# Ringneck dove just lost his same-sex mate if I get him new mate do I get another male



## at1575 (Aug 3, 2013)

My ring neck just lost it's mate (a stray cat got ahold of him) & I'm pretty sure that they were both males. I assume they were both males only because after all the mateing theyve done over the past 10yrs theyre were never any eggs laid. And I was wondering if I should get him a new mate & if so should I get another male since he's used to living with a male or do I get a female? 
Also I have no idea how old he is. We found them in a dirty parakeet cage in the alley by my house. The cage was so small we had to disassemble it just to get them out. So I was wondering if he is old, would getting a new & odviously younger mate pose more chance for conflict? 
Thanks.


----------



## Jay3 (May 4, 2008)

If you get another male, he will probably fight with the male you have now. Your bird may be used to another male, but the new one will probably not feel the same way. Get him a female.


----------



## spirit wings (Mar 29, 2008)

at1575 said:


> My ring neck just lost it's mate (a stray cat got ahold of him) & I'm pretty sure that they were both males. I assume they were both males only because after all the mateing theyve done over the past 10yrs theyre were never any eggs laid. And I was wondering if I should get him a new mate & if so should I get another male since he's used to living with a male or do I get a female?
> Also I have no idea how old he is.

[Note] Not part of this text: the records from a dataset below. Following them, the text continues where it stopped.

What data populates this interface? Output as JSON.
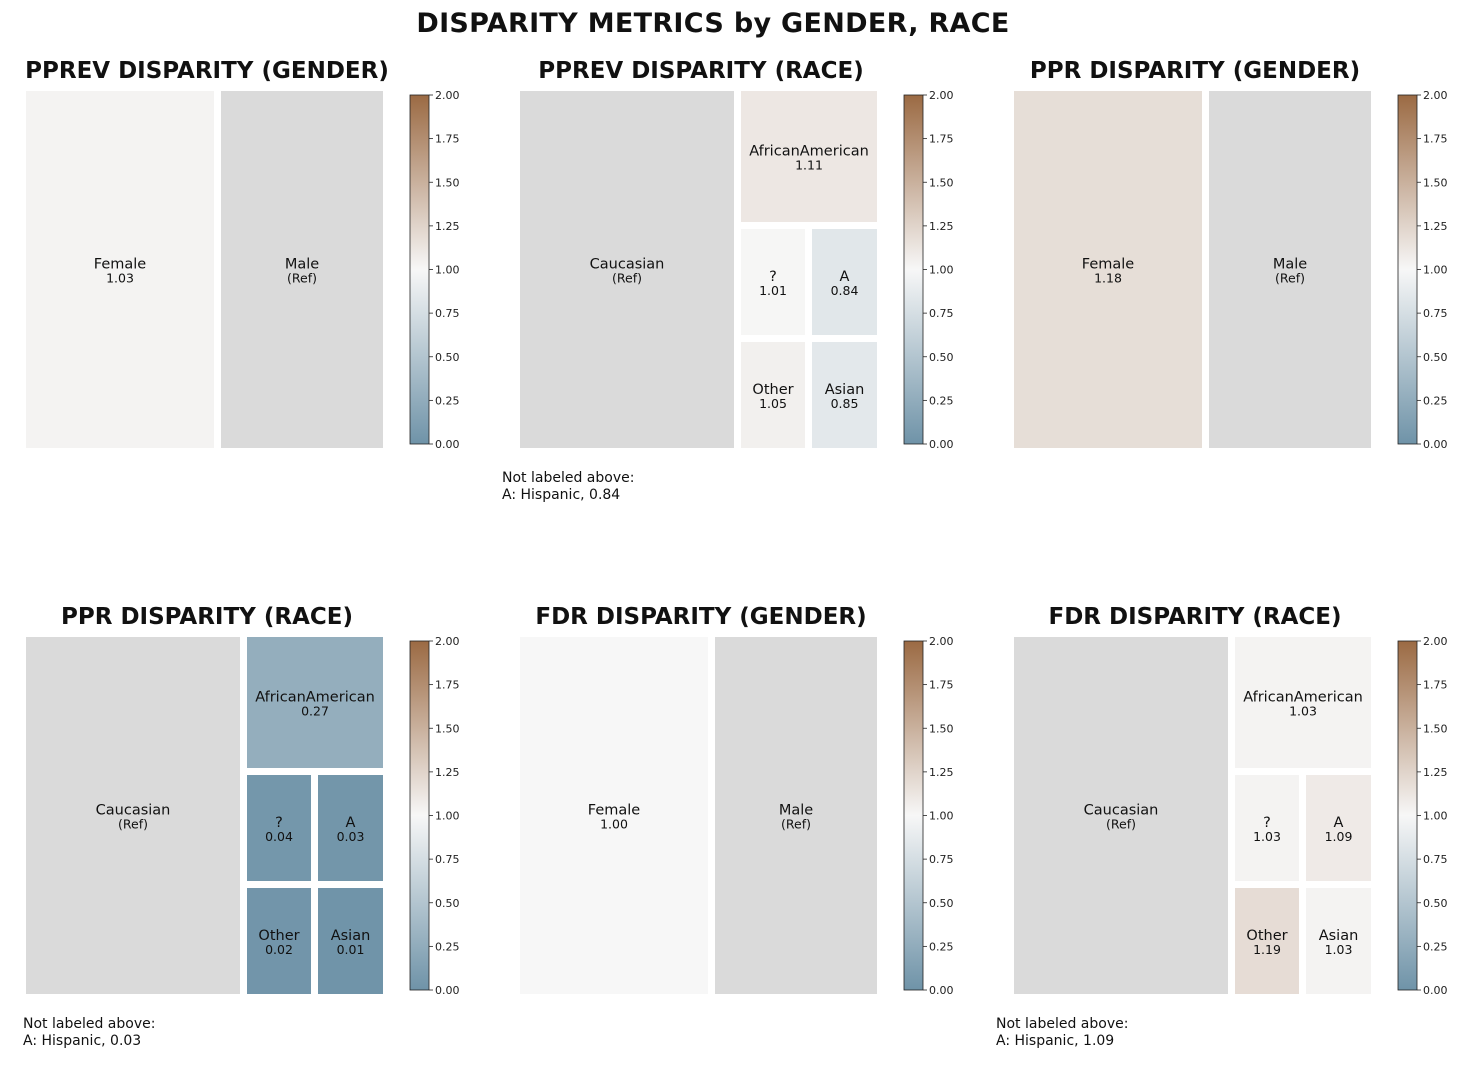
{
  "title": "DISPARITY METRICS by GENDER, RACE",
  "colorbar": {
    "ticks": [
      "0.00",
      "0.25",
      "0.50",
      "0.75",
      "1.00",
      "1.25",
      "1.50",
      "1.75",
      "2.00"
    ],
    "range": [
      0,
      2
    ],
    "colors": {
      "low": "#6f93a8",
      "mid": "#f7f7f7",
      "high": "#9b6a43"
    }
  },
  "ref_color": "#dadada",
  "chart_data": [
    {
      "type": "treemap",
      "title": "PPREV DISPARITY (GENDER)",
      "cells": [
        {
          "name": "Female",
          "value": "1.03",
          "metric": 1.03
        },
        {
          "name": "Male",
          "value": "(Ref)",
          "ref": true
        }
      ],
      "note": []
    },
    {
      "type": "treemap",
      "title": "PPREV DISPARITY (RACE)",
      "cells": [
        {
          "name": "Caucasian",
          "value": "(Ref)",
          "ref": true
        },
        {
          "name": "AfricanAmerican",
          "value": "1.11",
          "metric": 1.11
        },
        {
          "name": "?",
          "value": "1.01",
          "metric": 1.01
        },
        {
          "name": "A",
          "value": "0.84",
          "metric": 0.84
        },
        {
          "name": "Other",
          "value": "1.05",
          "metric": 1.05
        },
        {
          "name": "Asian",
          "value": "0.85",
          "metric": 0.85
        }
      ],
      "note": [
        "Not labeled above:",
        "A: Hispanic, 0.84"
      ]
    },
    {
      "type": "treemap",
      "title": "PPR DISPARITY (GENDER)",
      "cells": [
        {
          "name": "Female",
          "value": "1.18",
          "metric": 1.18
        },
        {
          "name": "Male",
          "value": "(Ref)",
          "ref": true
        }
      ],
      "note": []
    },
    {
      "type": "treemap",
      "title": "PPR DISPARITY (RACE)",
      "cells": [
        {
          "name": "Caucasian",
          "value": "(Ref)",
          "ref": true
        },
        {
          "name": "AfricanAmerican",
          "value": "0.27",
          "metric": 0.27
        },
        {
          "name": "?",
          "value": "0.04",
          "metric": 0.04
        },
        {
          "name": "A",
          "value": "0.03",
          "metric": 0.03
        },
        {
          "name": "Other",
          "value": "0.02",
          "metric": 0.02
        },
        {
          "name": "Asian",
          "value": "0.01",
          "metric": 0.01
        }
      ],
      "note": [
        "Not labeled above:",
        "A: Hispanic, 0.03"
      ]
    },
    {
      "type": "treemap",
      "title": "FDR DISPARITY (GENDER)",
      "cells": [
        {
          "name": "Female",
          "value": "1.00",
          "metric": 1.0
        },
        {
          "name": "Male",
          "value": "(Ref)",
          "ref": true
        }
      ],
      "note": []
    },
    {
      "type": "treemap",
      "title": "FDR DISPARITY (RACE)",
      "cells": [
        {
          "name": "Caucasian",
          "value": "(Ref)",
          "ref": true
        },
        {
          "name": "AfricanAmerican",
          "value": "1.03",
          "metric": 1.03
        },
        {
          "name": "?",
          "value": "1.03",
          "metric": 1.03
        },
        {
          "name": "A",
          "value": "1.09",
          "metric": 1.09
        },
        {
          "name": "Other",
          "value": "1.19",
          "metric": 1.19
        },
        {
          "name": "Asian",
          "value": "1.03",
          "metric": 1.03
        }
      ],
      "note": [
        "Not labeled above:",
        "A: Hispanic, 1.09"
      ]
    }
  ]
}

We found them in a dirty parakeet cage in the alley by my house. The cage was so small we had to disassemble it just to get them out. So I was wondering if he is old, would getting a new & odviously younger mate pose more chance for conflict?
> Thanks.


I would get a hen and introduce slowly, separate cages where they can see each other, if you let them out in doors do it in a neutral area, and keep watch, at some point they will want to pair up, some can right away, others may take time, you just don't want the new bird to get picked on by your cock bird. I'm not sure how the stray cat got your other bird but if it was in their cage you may want to put smaller wire on so predator claws can't reach in.


----------